I am wondering if there is a theorem that states something like the following?
If $$\big|\;\tilde f(\omega)-\tilde g(\omega)\,\big| < \varepsilon\qquad \forall\omega$$ then there exists a $\delta(\varepsilon)$ such that $$\big|\; f(x)- g(x)\,\big| < \delta(\varepsilon)\qquad \forall x $$ where $\tilde f(\omega)$ and $\tilde g(\omega)$ are the Fourier transforms of the $L^2(\mathbb R)$ functions $f(x)$ and $g(x)$.
It is just an intuition, since a the fourier transform is invertible and unique. The extrem situation $$\big|\;\tilde f(\omega)-\tilde g(\omega)\,\big| =0 \quad \Rightarrow \quad \big|\; f(x)- g(x)\,\big| =0$$ holds trivially.

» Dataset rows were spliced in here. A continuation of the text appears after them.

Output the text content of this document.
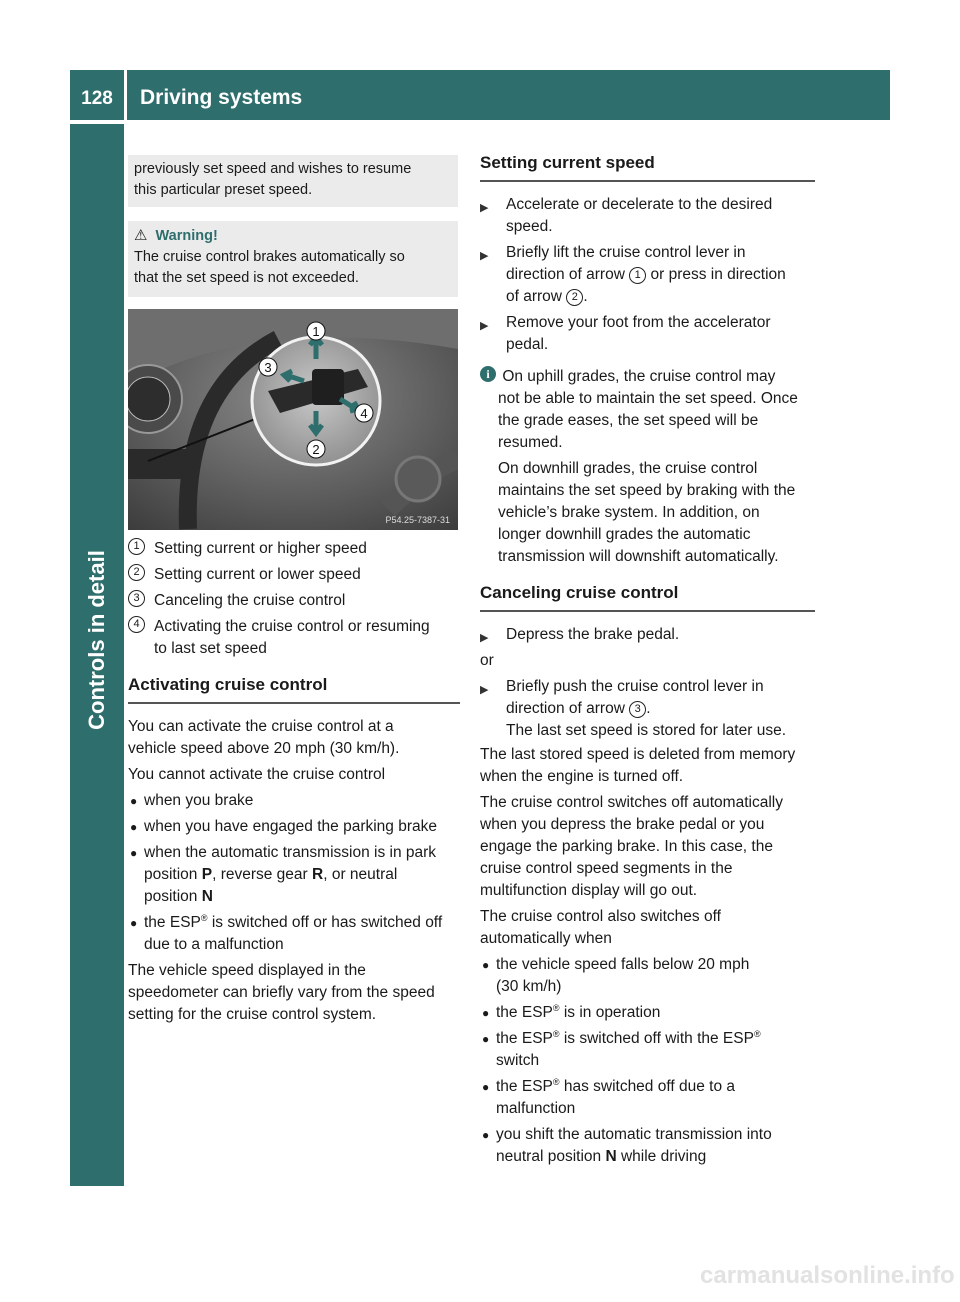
128	Driving systems
Controls in detail

previously set speed and wishes to resume

this particular preset speed.

⚠ Warning!

The cruise control brakes automatically so

that the set speed is not exceeded.

1
2
3
4
P54.25-7387-31
1 Setting current or higher speed

2 Setting current or lower speed

3 Canceling the cruise control

4 Activating the cruise control or resuming

to last set speed

Activating cruise control

You can activate the cruise control at a

vehicle speed above 20 mph (30 km/h).

You cannot activate the cruise control

● when you brake

● when you have engaged the parking brake

● when the automatic transmission is in park

position P, reverse gear R, or neutral

position N

● the ESP® is switched off or has switched off

due to a malfunction

The vehicle speed displayed in the

speedometer can briefly vary from the speed

setting for the cruise control system.

Setting current speed
▶ Accelerate or decelerate to the desired

speed.

▶ Briefly lift the cruise control lever in

direction of arrow 1 or press in direction

of arrow 2 .

▶ Remove your foot from the accelerator

pedal.

i On uphill grades, the cruise control may

not be able to maintain the set speed. Once

the grade eases, the set speed will be

resumed.

On downhill grades, the cruise control

maintains the set speed by braking with the

vehicle’s brake system. In addition, on

longer downhill grades the automatic

transmission will downshift automatically.

Canceling cruise control
▶ Depress the brake pedal.

or

▶ Briefly push the cruise control lever in

direction of arrow 3 .

The last set speed is stored for later use.

The last stored speed is deleted from memory

when the engine is turned off.

The cruise control switches off automatically

when you depress the brake pedal or you

engage the parking brake. In this case, the

cruise control speed segments in the

multifunction display will go out.

The cruise control also switches off

automatically when

● the vehicle speed falls below 20 mph

(30 km/h)

● the ESP® is in operation

● the ESP® is switched off with the ESP®

switch

● the ESP® has switched off due to a

malfunction

● you shift the automatic transmission into

neutral position N while driving

carmanualsonline.info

A naive way to find such a theorem is to say that we have a function $\eta(\omega)$ with $|\eta(\omega)|<\varepsilon$ and $\tilde g(\omega)=\tilde f(\omega)+\eta(\omega)$. Then one can easily derive $$\big|\;\tilde f(\omega)-\tilde g(\omega)\,\big| <\varepsilon \quad \Rightarrow \quad \big|\; f(x)- g(x)\,\big| < \frac{1}{\sqrt{2\pi}}\int|\eta(\omega)|\;\text d \omega$$
This is false. For example, take a smooth compactly supported function $f(x)$ and set $F_\epsilon(x)=\epsilon f(\epsilon x)$. Then $|F_\epsilon(x)|\le \epsilon\max|f(x)|$, but $$ \widetilde F_\epsilon(p)=\frac1{2\pi}\int e^{-ipx}\epsilon f(\epsilon x)dx= \frac1{2\pi}\int e^{-ipy/\epsilon}f(y)dy=\widetilde f(p/\epsilon), $$ and the maximum of $|\widetilde F_\epsilon(p)|$ is independent of $\epsilon$.